Topological ideas can be traced back to Gottfried Wilhelm Leibniz (1646-1716), but three of the most famous figures in the development of topology are Möbius, Riemann, and Klein.
Augustus Ferdinand Möbius (1790-1868) is best known for his invention of the Möbius strip, which is a simple strip of paper that is twisted and connected so that it has only one side. Normally, cutting a strip of paper into a long, narrow rectangle and connecting the ends will result in a belt-like loop with two sides. A person cannot draw a single line with a pencil on both sides of the belt-like loop without crossing an edge. In constructing the Möbius strip, however, the strip of paper is twisted as it is looped, and the result is a one-sided object.
At first, this one-sided construction seems impossible, but if a person draws a straight, continuous line on the Möbius strip, the line will cover the entire length of both sides of the strip without ever crossing an edge, and it will return to its starting point in one long stroke.
Georg Friedrich Bernhard Riemann (1826-1866) developed some of the most important topological ideas about the stretching, bending, and twisting of surfaces, but he died prematurely at the age of 39 before he could expand significantly upon his ideas.
Felix Klein (1849-1925) is best known for the paradoxical figure which was named after him: the Klein bottle.
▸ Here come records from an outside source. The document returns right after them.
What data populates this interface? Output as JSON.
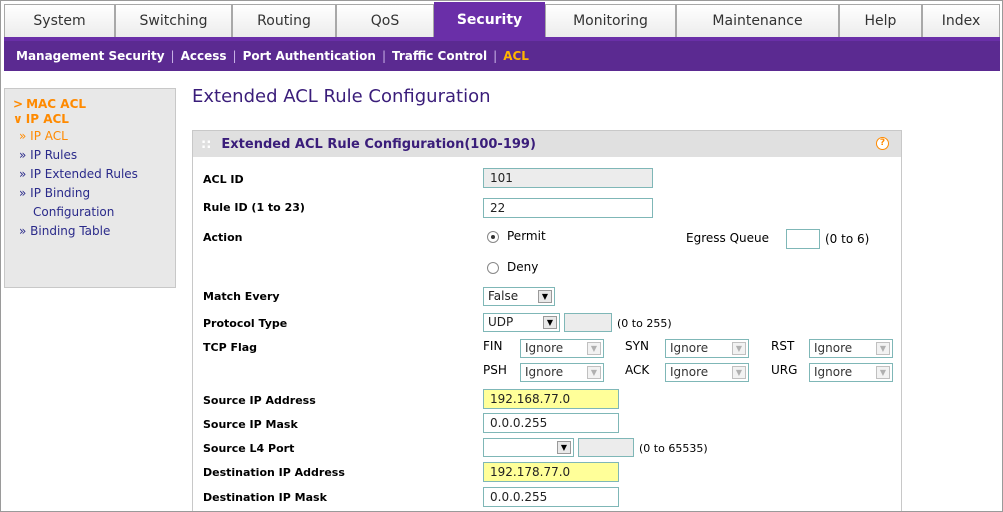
{
  "tabs": [
    {
      "label": "System",
      "active": false
    },
    {
      "label": "Switching",
      "active": false
    },
    {
      "label": "Routing",
      "active": false
    },
    {
      "label": "QoS",
      "active": false
    },
    {
      "label": "Security",
      "active": true
    },
    {
      "label": "Monitoring",
      "active": false
    },
    {
      "label": "Maintenance",
      "active": false
    },
    {
      "label": "Help",
      "active": false
    },
    {
      "label": "Index",
      "active": false
    }
  ],
  "subnav": {
    "items": [
      "Management Security",
      "Access",
      "Port Authentication",
      "Traffic Control",
      "ACL"
    ],
    "current": "ACL"
  },
  "sidebar": {
    "mac_acl": "MAC ACL",
    "ip_acl": "IP ACL",
    "items": [
      "» IP ACL",
      "» IP Rules",
      "» IP Extended Rules",
      "» IP Binding",
      "Configuration",
      "» Binding Table"
    ],
    "group_arrow_closed": ">",
    "group_arrow_open": "∨"
  },
  "page_title": "Extended ACL Rule Configuration",
  "panel": {
    "title": "Extended ACL Rule Configuration(100-199)",
    "help": "?"
  },
  "form": {
    "acl_id": {
      "label": "ACL ID",
      "value": "101"
    },
    "rule_id": {
      "label": "Rule ID (1 to 23)",
      "value": "22"
    },
    "action": {
      "label": "Action",
      "permit": "Permit",
      "deny": "Deny",
      "selected": "Permit",
      "egress_label": "Egress Queue",
      "egress_value": "",
      "egress_range": "(0 to 6)"
    },
    "match_every": {
      "label": "Match Every",
      "value": "False"
    },
    "protocol": {
      "label": "Protocol Type",
      "value": "UDP",
      "extra_value": "",
      "range": "(0 to 255)"
    },
    "tcp_flag": {
      "label": "TCP Flag",
      "flags": [
        {
          "name": "FIN",
          "value": "Ignore"
        },
        {
          "name": "SYN",
          "value": "Ignore"
        },
        {
          "name": "RST",
          "value": "Ignore"
        },
        {
          "name": "PSH",
          "value": "Ignore"
        },
        {
          "name": "ACK",
          "value": "Ignore"
        },
        {
          "name": "URG",
          "value": "Ignore"
        }
      ]
    },
    "src_ip": {
      "label": "Source IP Address",
      "value": "192.168.77.0"
    },
    "src_mask": {
      "label": "Source IP Mask",
      "value": "0.0.0.255"
    },
    "src_l4": {
      "label": "Source L4 Port",
      "value": "",
      "extra_value": "",
      "range": "(0 to 65535)"
    },
    "dst_ip": {
      "label": "Destination IP Address",
      "value": "192.178.77.0"
    },
    "dst_mask": {
      "label": "Destination IP Mask",
      "value": "0.0.0.255"
    }
  },
  "colors": {
    "brand_purple": "#6a2fa8",
    "subnav_bg": "#5b2a91",
    "accent_orange": "#ff8a00",
    "highlight_yellow": "#ffff99",
    "title_purple": "#3a1d7a"
  }
}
The Klein bottle is a one-sided object that has no edge. It is a tapered tube whose neck is bent around to enter the side of the bottle. The neck continues into the base of the bottle where it flares out and rounds off to form the outer surface of the bottle. Like the Möbius strip, any two points on the bottle can be joined by a continuous line without crossing an edge, which gives the impression that the inside and outside of the Klein bottle are continuous.